しかしこれって生きているんだろうか。生き物と機械の間のような、妙な感じだ。
「どうしよう、これ…」
相手が誰か分からないのに迂闊に出られない。
水琴が思案している横でサンジががちゃりと受話器を取った。
「はい、こちらクソレストラン。
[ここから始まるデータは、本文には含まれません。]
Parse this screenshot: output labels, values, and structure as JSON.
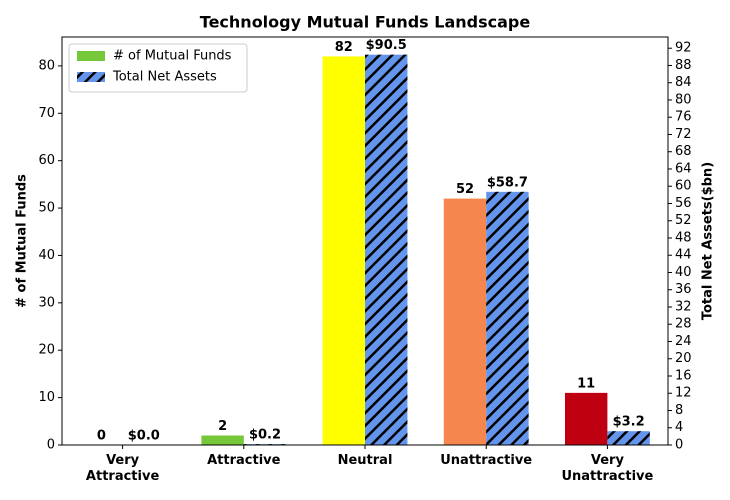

ご予約で?」
「出んの?!しかもレストラン違うし!」
出てしまったのは仕方ない。サンジに任せるとして、水琴は横で電伝虫の向こうの人物をじっと探る。
「……ふざけてんじゃねェぞ」
聞こえてきたのは低い男の声。
「どちらさまで?」
「俺だ、……Mr.0だ」
Mr.0
ビビを追っている、バロックワークスの最高指揮者。
サー・クロコダイル。
その男が、この電伝虫の向こう側に居る。
「連絡が遅いんじゃねぇのかMr.3。俺が指令を出してから数日経つ…」
どうやらここはMr.3の隠れ家のようだ。
Mr.3って確か蝋人間だよね。じゃあこの住居は彼の能力で作ったのか。
キャラの顔は思い出せることに少し安堵する。
「まぁいい。で、麦わらどもはどうした」
「えぇ。問題なく始末しましたよMr.0。だから、もうこれ以上刺客を放つ必要はありません。オッケー?」
「そうか、御苦労。お前はすぐアラバスタへ向かえ。計画は最終段階に入った」
「最終段階…?」
クロコダイルに聞こえないよう呟く。
つまり、アラバスタで大きく事が動くのだろうか。